Manchmal werden Textilien (Hemden, Bettwäsche …) als bügelfrei und/oder knitterfrei beworben.

Ich frage mich:

– Sind Bügelfreiheit und Knitterfreiheit das Gleiche?

– Wie wird/werden Bügelfreiheit und Knitterfreiheit erreicht? Kommt es aufs Material, die Webart und/oder chemische Zusätze an?

 

Wenn man auf der Internetseite der Modemarke „Walbusch“ in der Rubrik „BUSINES HEMDEN“ die Unterrubrik „Bügelfreien Hemden“ anklickt, erscheinen mehrere Produkte.
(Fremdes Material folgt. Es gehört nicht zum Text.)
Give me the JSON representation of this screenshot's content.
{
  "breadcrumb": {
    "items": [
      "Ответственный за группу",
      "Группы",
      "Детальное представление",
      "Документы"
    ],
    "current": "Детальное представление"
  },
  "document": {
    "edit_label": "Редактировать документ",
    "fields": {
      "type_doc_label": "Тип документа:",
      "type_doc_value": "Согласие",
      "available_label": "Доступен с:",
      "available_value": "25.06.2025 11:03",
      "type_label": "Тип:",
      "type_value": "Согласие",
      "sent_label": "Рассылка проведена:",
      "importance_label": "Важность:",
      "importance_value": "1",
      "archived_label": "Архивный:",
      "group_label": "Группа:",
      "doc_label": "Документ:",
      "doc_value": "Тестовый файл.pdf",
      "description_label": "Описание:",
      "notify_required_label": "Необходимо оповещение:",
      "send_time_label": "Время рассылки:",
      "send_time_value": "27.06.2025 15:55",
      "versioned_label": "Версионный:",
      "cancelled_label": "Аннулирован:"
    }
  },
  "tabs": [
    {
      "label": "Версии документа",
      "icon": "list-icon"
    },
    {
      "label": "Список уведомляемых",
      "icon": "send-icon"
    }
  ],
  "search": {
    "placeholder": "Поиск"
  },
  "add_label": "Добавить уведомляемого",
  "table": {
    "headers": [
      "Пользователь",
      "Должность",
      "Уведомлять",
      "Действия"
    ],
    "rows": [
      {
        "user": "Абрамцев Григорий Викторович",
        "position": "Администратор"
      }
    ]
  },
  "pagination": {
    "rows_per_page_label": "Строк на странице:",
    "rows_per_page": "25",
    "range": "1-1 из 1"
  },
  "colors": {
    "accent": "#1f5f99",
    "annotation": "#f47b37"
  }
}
Sie alle tragenden den Wortbestandteil „Extraglatt-Textilien“. Wenn man runterscrollt, erscheint zudem folgender Text: https://www.walbusch.de/business-hemden/buegelfreie-hemden/c/01.01.01

„Das Qualitätsgeheimnis unserer bügelfreien Hemden liegt in der Verarbeitung hochwertiger Baumwolle und einer besonderen Textilveredelung. Für unsere Extraglatt-Hemden verwenden wir oft die langstapeligen Baumwollfasern, die für eine angenehme, glatte Oberfläche und einen leichten Mattglanz des Stoffes sorgen. […] Die Extraglatt-Textilien werden darüber hinaus unter Streckung und Spannung mit einer hochwirksamen „Feuchtvernetzung“ veredelt. Diese führt dazu, dass sich der Stoff der bügelfreien Hemden nach dem Waschen wie von Zauberhand automatisch wieder in Form zieht. So können Sie das Bügeleisen stehen lassen […]“

Im Text wird also angesprochen:

– dass Baumwolle verwendet wird,

– dass die meisten verwendeten Baumwollfasern lang sind,

– dass einzelne Hemdstücke oder das zusammengenähte Hemd (das ist mir nicht klar) gestreckt und gespannt werden/wird, und

– dass während des Streckens und Spannens eine sog. „Veredlung“ mittels sog. „Feuchtvernetzung“ stattfindet.

 

Da die „Feuchtvernetzung“ nicht auf einzelne Fäden, sondern auf eine aus Fäden bestehende Stoff-Fläche angewendet wird, hat sie anscheinend nichts damit zu tun, wie die Fäden miteinander verwebt werden, sondern ist etwas anderes.

Die Erfahrung zeigt: Beim Strecken und Spannen eines Stoffes vergrößern sich die „Abstände/Löcher“ zwischen den einzelnen Fäden. Bei Beendigung des Strecks und Spannens werden sie – falls der Stoff nicht ausgeleiert ist – wieder kleiner.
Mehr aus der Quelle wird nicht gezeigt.